My husband had colon cancer and surgery in 1999. He died in 2008 after travelling abroad many times, moving house, seeing the arrival of several more grandchildren, celebrating serveral 18th birthdays for grandkids and had a good quality of life for most of that time.He was 72.
Chemo has come on so far in the last 10 years. Each year brings new drugs into this area. Hang on in there. I know how hard it must be for you and your family so I really do send you all my best wishes.
Thanks so much for your thoughts Charlie.

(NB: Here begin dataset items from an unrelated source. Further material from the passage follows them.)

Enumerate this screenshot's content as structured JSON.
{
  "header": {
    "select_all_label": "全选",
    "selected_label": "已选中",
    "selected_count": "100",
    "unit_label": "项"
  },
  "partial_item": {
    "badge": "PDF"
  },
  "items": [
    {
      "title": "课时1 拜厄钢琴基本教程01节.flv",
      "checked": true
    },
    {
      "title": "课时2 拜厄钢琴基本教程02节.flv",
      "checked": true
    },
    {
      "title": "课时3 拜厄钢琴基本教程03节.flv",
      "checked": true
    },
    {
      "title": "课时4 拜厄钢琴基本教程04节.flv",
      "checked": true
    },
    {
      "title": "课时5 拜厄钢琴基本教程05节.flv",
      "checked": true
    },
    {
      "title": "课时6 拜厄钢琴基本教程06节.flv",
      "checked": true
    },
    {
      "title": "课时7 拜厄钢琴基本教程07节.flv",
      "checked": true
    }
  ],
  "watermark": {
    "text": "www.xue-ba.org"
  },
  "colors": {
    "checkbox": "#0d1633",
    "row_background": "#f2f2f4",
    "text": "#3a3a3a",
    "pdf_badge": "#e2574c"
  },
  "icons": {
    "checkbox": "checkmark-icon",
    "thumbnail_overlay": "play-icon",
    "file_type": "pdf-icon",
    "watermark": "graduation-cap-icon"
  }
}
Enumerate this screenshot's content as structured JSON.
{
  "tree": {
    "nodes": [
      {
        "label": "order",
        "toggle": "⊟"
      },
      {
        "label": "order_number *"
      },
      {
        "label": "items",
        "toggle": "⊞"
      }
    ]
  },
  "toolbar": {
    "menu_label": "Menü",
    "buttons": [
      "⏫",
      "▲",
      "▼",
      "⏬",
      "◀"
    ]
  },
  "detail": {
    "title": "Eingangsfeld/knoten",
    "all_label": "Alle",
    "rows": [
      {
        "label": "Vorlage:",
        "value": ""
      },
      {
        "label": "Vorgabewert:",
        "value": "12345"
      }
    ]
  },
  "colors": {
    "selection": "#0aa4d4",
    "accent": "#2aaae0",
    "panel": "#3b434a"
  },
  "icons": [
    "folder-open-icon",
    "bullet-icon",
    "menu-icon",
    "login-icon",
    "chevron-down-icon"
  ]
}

My wife and I are in a very dark place at the moment and are struggling to remain positive. Stories such as this do help.
Can I join the club? After a meeting with my Consultant, it has been confirmed that my cancer has spread to my spine, left shoulder & Liver. Now classed as stage 4. Not a lot of consolation, but meeting the Oncologist soon to discuss options. What is the word for sharing feelings? Empathy, that is what I have. Keep positive, what else is to be done?
Hi Fred. I've been following your blog on Caringbridge and was devastated to hear your your news. You must have had so much hope when you had the operation - and to have them dashed in such a way, after having gone through all the discomfort of the operation, is just too cruel for words. My thoughts and wishes are with you. Kev.